A distanza di venti anni esatti Fathi Hassan torna a Siena con una personale alla Galleria Biale Cerruti, ultima tappa dopo Fano e Genova dell’itinerante Creature di sabbia. Se nel 1985, sotto la direzione di Enrico Crispolti, Hassan si presentava come una delle promesse della nuova generazione di artisti italiani (vedi la mostra A New Generation in Italian Art, Fortezza Medicea), oggi si pone come figura inserita nel panorama artistico internazionale, riconoscibilissimo sia per il suo stile che per i soggetti rappresentati, ma capace tuttavia di sorprendere con ardite sperimentazioni. Ricerche che rivelano contaminazioni con il teatro e la letteratura e che spesso colpiscono per la loro capacità di precorrere i tempi.
Il fatto di avere reso l’Italia la sua seconda patria dal 1979 (è nato a Il Cairo nel 1957) non ha allontanato la sua arte da una matrice arabo–africana. Hassan mantiene sempre un contatto con la sua terra d’origine cercando di creare un legame tra Oriente e Occidente; allo stesso modo tenta di coniugare arte astratta e figurativa, concettuale e rappresentativa. In maniera quasi ossessiva propone ciclicamente un numero limitato di soggetti declinandoli in infinite variazioni, spesso impercettibili.

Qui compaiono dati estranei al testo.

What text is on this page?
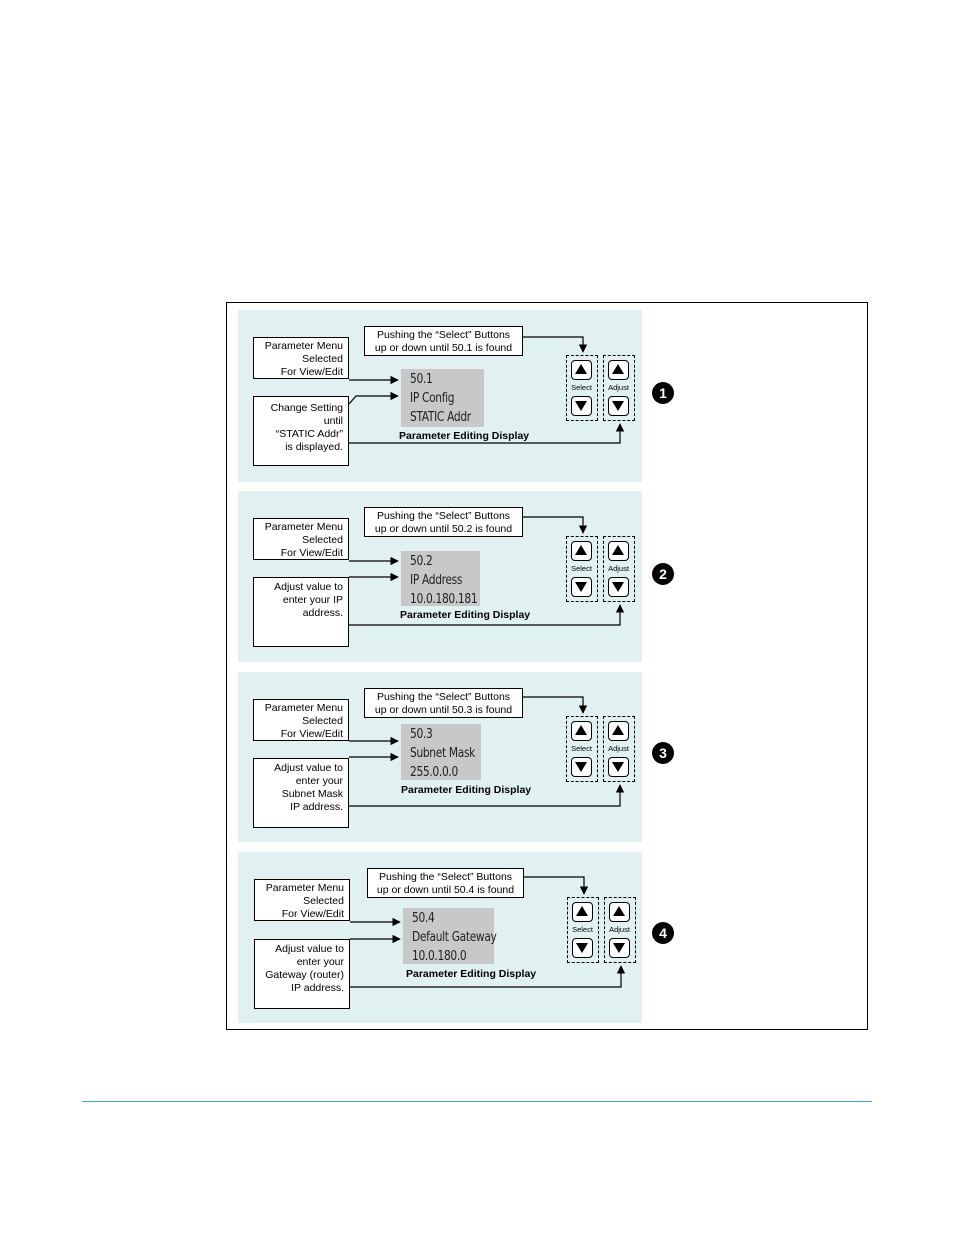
Pushing the “Select” Buttons
up or down until 50.1 is found
Parameter Menu
Selected
For View/Edit
Change Setting
until
“STATIC Addr”
is displayed.
50.1
IP Config
STATIC Addr
Parameter Editing Display
Select	Adjust	1
Pushing the “Select” Buttons
up or down until 50.2 is found
Parameter Menu
Selected
For View/Edit
Adjust value to
enter your IP
address.
50.2
IP Address
10.0.180.181
Parameter Editing Display
Select	Adjust	2
Pushing the “Select” Buttons
up or down until 50.3 is found
Parameter Menu
Selected
For View/Edit
Adjust value to
enter your
Subnet Mask
IP address.
50.3
Subnet Mask
255.0.0.0
Parameter Editing Display
Select	Adjust	3
Pushing the “Select” Buttons
up or down until 50.4 is found
Parameter Menu
Selected
For View/Edit
Adjust value to
enter your
Gateway (router)
IP address.
50.4
Default Gateway
10.0.180.0
Parameter Editing Display
Select	Adjust	4
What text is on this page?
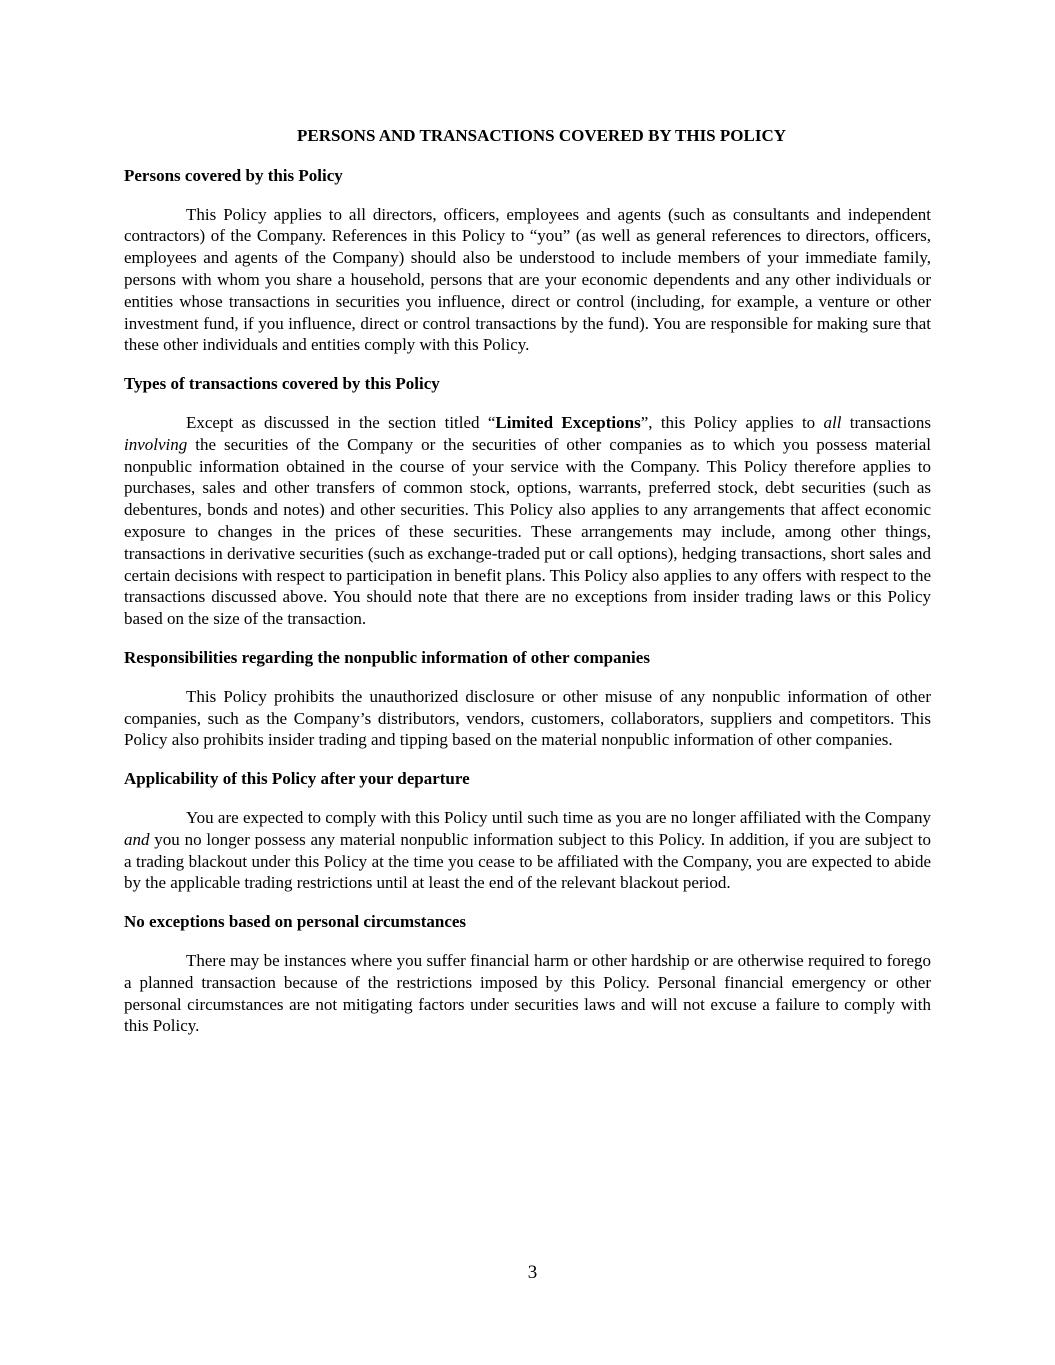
PERSONS AND TRANSACTIONS COVERED BY THIS POLICY
Persons covered by this Policy

This Policy applies to all directors, officers, employees and agents (such as consultants and independent contractors) of the Company. References in this Policy to “you” (as well as general references to directors, officers, employees and agents of the Company) should also be understood to include members of your immediate family, persons with whom you share a household, persons that are your economic dependents and any other individuals or entities whose transactions in securities you influence, direct or control (including, for example, a venture or other investment fund, if you influence, direct or control transactions by the fund). You are responsible for making sure that these other individuals and entities comply with this Policy.

Types of transactions covered by this Policy

Except as discussed in the section titled “Limited Exceptions”, this Policy applies to all transactions involving the securities of the Company or the securities of other companies as to which you possess material nonpublic information obtained in the course of your service with the Company. This Policy therefore applies to purchases, sales and other transfers of common stock, options, warrants, preferred stock, debt securities (such as debentures, bonds and notes) and other securities. This Policy also applies to any arrangements that affect economic exposure to changes in the prices of these securities. These arrangements may include, among other things, transactions in derivative securities (such as exchange-traded put or call options), hedging transactions, short sales and certain decisions with respect to participation in benefit plans. This Policy also applies to any offers with respect to the transactions discussed above. You should note that there are no exceptions from insider trading laws or this Policy based on the size of the transaction.

Responsibilities regarding the nonpublic information of other companies

This Policy prohibits the unauthorized disclosure or other misuse of any nonpublic information of other companies, such as the Company’s distributors, vendors, customers, collaborators, suppliers and competitors. This Policy also prohibits insider trading and tipping based on the material nonpublic information of other companies.

Applicability of this Policy after your departure

You are expected to comply with this Policy until such time as you are no longer affiliated with the Company and you no longer possess any material nonpublic information subject to this Policy. In addition, if you are subject to a trading blackout under this Policy at the time you cease to be affiliated with the Company, you are expected to abide by the applicable trading restrictions until at least the end of the relevant blackout period.

No exceptions based on personal circumstances

There may be instances where you suffer financial harm or other hardship or are otherwise required to forego a planned transaction because of the restrictions imposed by this Policy. Personal financial emergency or other personal circumstances are not mitigating factors under securities laws and will not excuse a failure to comply with this Policy.

3
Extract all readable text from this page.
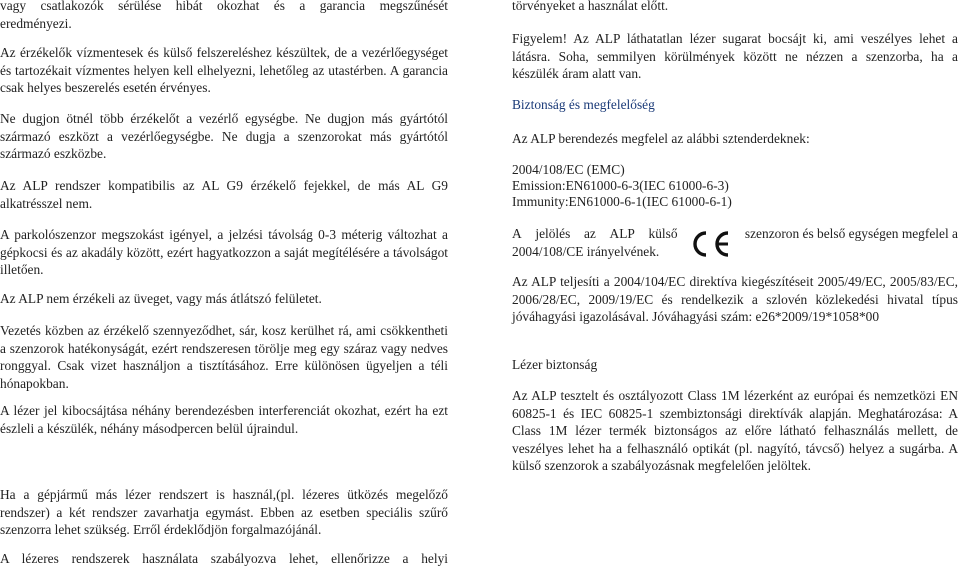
vagy csatlakozók sérülése hibát okozhat és a garancia megszűnését

eredményezi.

Az érzékelők vízmentesek és külső felszereléshez készültek, de a vezérlőegységet és tartozékait vízmentes helyen kell elhelyezni, lehetőleg az utastérben. A garancia csak helyes beszerelés esetén érvényes.

Ne dugjon ötnél több érzékelőt a vezérlő egységbe. Ne dugjon más gyártótól származó eszközt a vezérlőegységbe. Ne dugja a szenzorokat más gyártótól származó eszközbe.

Az ALP rendszer kompatibilis az AL G9 érzékelő fejekkel, de más AL G9 alkatrésszel nem.

A parkolószenzor megszokást igényel, a jelzési távolság 0-3 méterig változhat a gépkocsi és az akadály között, ezért hagyatkozzon a saját megítélésére a távolságot illetően.

Az ALP nem érzékeli az üveget, vagy más átlátszó felületet.

Vezetés közben az érzékelő szennyeződhet, sár, kosz kerülhet rá, ami csökkentheti a szenzorok hatékonyságát, ezért rendszeresen törölje meg egy száraz vagy nedves ronggyal. Csak vizet használjon a tisztításához. Erre különösen ügyeljen a téli hónapokban.

A lézer jel kibocsájtása néhány berendezésben interferenciát okozhat, ezért ha ezt észleli a készülék, néhány másodpercen belül újraindul.

Ha a gépjármű más lézer rendszert is használ,(pl. lézeres ütközés megelőző rendszer) a két rendszer zavarhatja egymást. Ebben az esetben speciális szűrő szenzorra lehet szükség. Erről érdeklődjön forgalmazójánál.

A lézeres rendszerek használata szabályozva lehet, ellenőrizze a helyi

törvényeket a használat előtt.

Figyelem! Az ALP láthatatlan lézer sugarat bocsájt ki, ami veszélyes lehet a látásra. Soha, semmilyen körülmények között ne nézzen a szenzorba, ha a készülék áram alatt van.

Biztonság és megfelelőség

Az ALP berendezés megfelel az alábbi sztenderdeknek:

2004/108/EC (EMC)

Emission:EN61000-6-3(IEC 61000-6-3)

Immunity:EN61000-6-1(IEC 61000-6-1)

A jelölés az ALP külső	szenzoron és belső egységen megfelel a

2004/108/CE irányelvének.

Az ALP teljesíti a 2004/104/EC direktíva kiegészítéseit 2005/49/EC, 2005/83/EC, 2006/28/EC, 2009/19/EC és rendelkezik a szlovén közlekedési hivatal típus jóváhagyási igazolásával. Jóváhagyási szám: e26*2009/19*1058*00

Lézer biztonság

Az ALP tesztelt és osztályozott Class 1M lézerként az európai és nemzetközi EN 60825-1 és IEC 60825-1 szembiztonsági direktívák alapján. Meghatározása: A Class 1M lézer termék biztonságos az előre látható felhasználás mellett, de veszélyes lehet ha a felhasználó optikát (pl. nagyító, távcső) helyez a sugárba. A külső szenzorok a szabályozásnak megfelelően jelöltek.
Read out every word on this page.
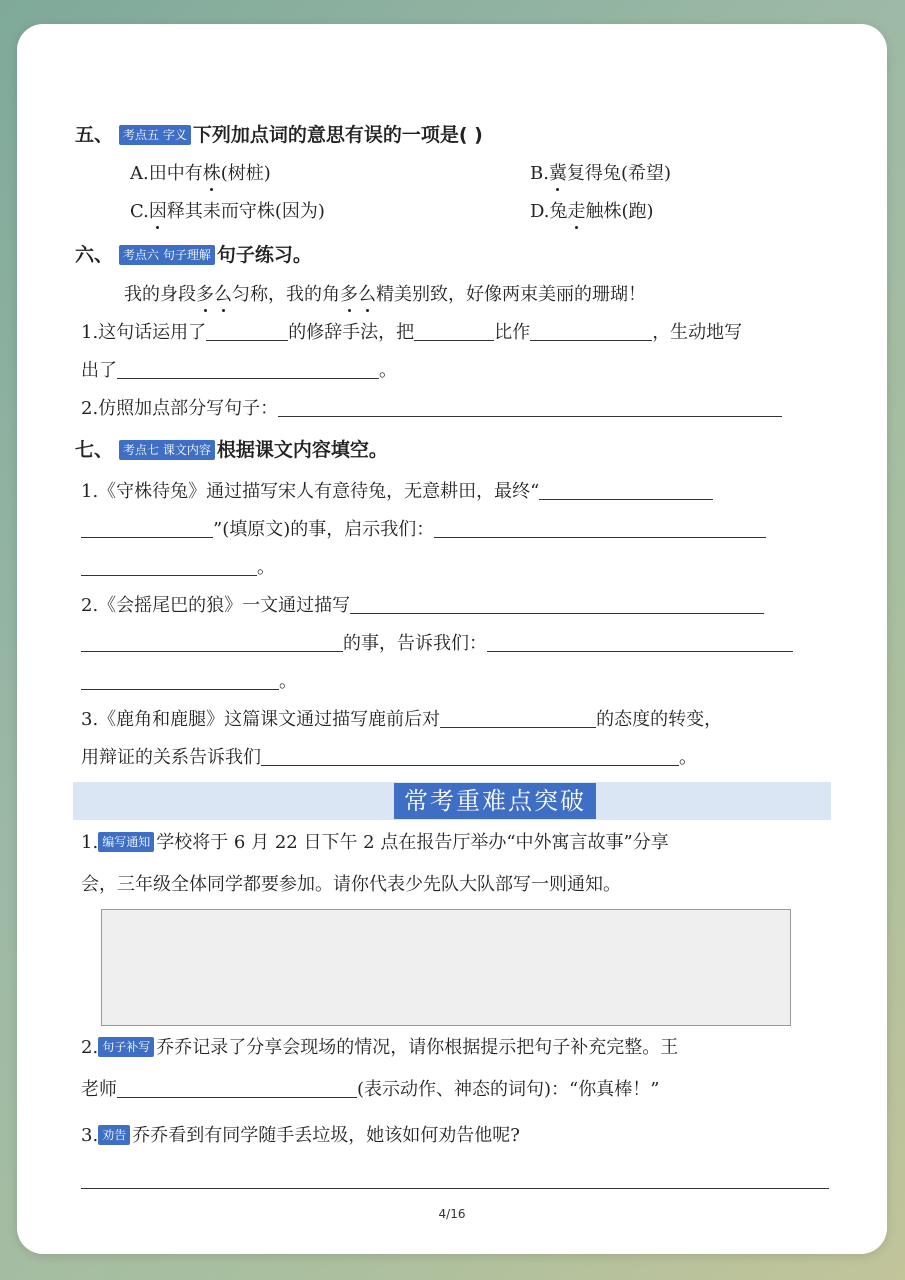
五、 考点五 字义 下列加点词的意思有误的一项是( )
A.田中有株(树桩)	B.冀复得兔(希望)
C.因释其耒而守株(因为)	D.兔走触株(跑)
六、 考点六 句子理解 句子练习。
我的身段多么匀称，我的角多么精美别致，好像两束美丽的珊瑚！
1.这句话运用了	的修辞手法，把	比作	，生动地写
出了	。
2.仿照加点部分写句子：
七、 考点七 课文内容 根据课文内容填空。
1.《守株待兔》通过描写宋人有意待兔，无意耕田，最终“
”(填原文)的事，启示我们：
。
2.《会摇尾巴的狼》一文通过描写
的事，告诉我们：
。
3.《鹿角和鹿腿》这篇课文通过描写鹿前后对	的态度的转变，
用辩证的关系告诉我们	。
常考重难点突破
1. 编写通知 学校将于 6 月 22 日下午 2 点在报告厅举办“中外寓言故事”分享
会，三年级全体同学都要参加。请你代表少先队大队部写一则通知。
2. 句子补写 乔乔记录了分享会现场的情况，请你根据提示把句子补充完整。王
老师	(表示动作、神态的词句)：“你真棒！”
3. 劝告 乔乔看到有同学随手丢垃圾，她该如何劝告他呢?
4/16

Nelle opere presentate si alternano alcuni dei motivi più cari all’artista. Gli otri sono dei contenitori sacri, tracciati con un’unica linea, che lasciano trasparire il loro contenuto: segni grafici stilizzati, riconducibili alla grafia araba, che ad un’analisi più attenta spesso prendono le sembianze di una gazzella. Gli animali, così come le figure umane, sono rappresentati su un fondo bianco, una quinta vuota evocativa di un profondo senso di solitudine, quello stesso senso di solitudine che caratterizza il deserto africano, ma spesso anche la vita occidentale. Non esiste vita di relazione, ogni essere, sia umano che animale, in tutta la sua ieraticità, si staglia su un fondale tracciato da linee impercettibili, che spesso si
Presenza importante in galleria è senz’altro Il Futuro dell’uomo, installazione già presentata in altre gallerie oltre che al Museo Nazionale Archeologico di Palestrina, che prevede la collocazione di un otre in terracotta sulla sabbia, contornato da piccole balle di iuta decorate con motivi geometrici e da scarabei in terracotta che sembrano prendere possesso dell’ambiente circostante, alla stregua delle piaghe bibliche.
Si discosta invece dall’ormai consolidato stile di Hassan ISSA S. D. P. L. un polittico composto da sei rielaborazioni fotografiche dell’immagine di Cristo declinate in una scala cromatica dai toni violaceo-ambrati. Sulla superficie, segni grafici di matrice araba e gocce di cristallo simili a lacrime.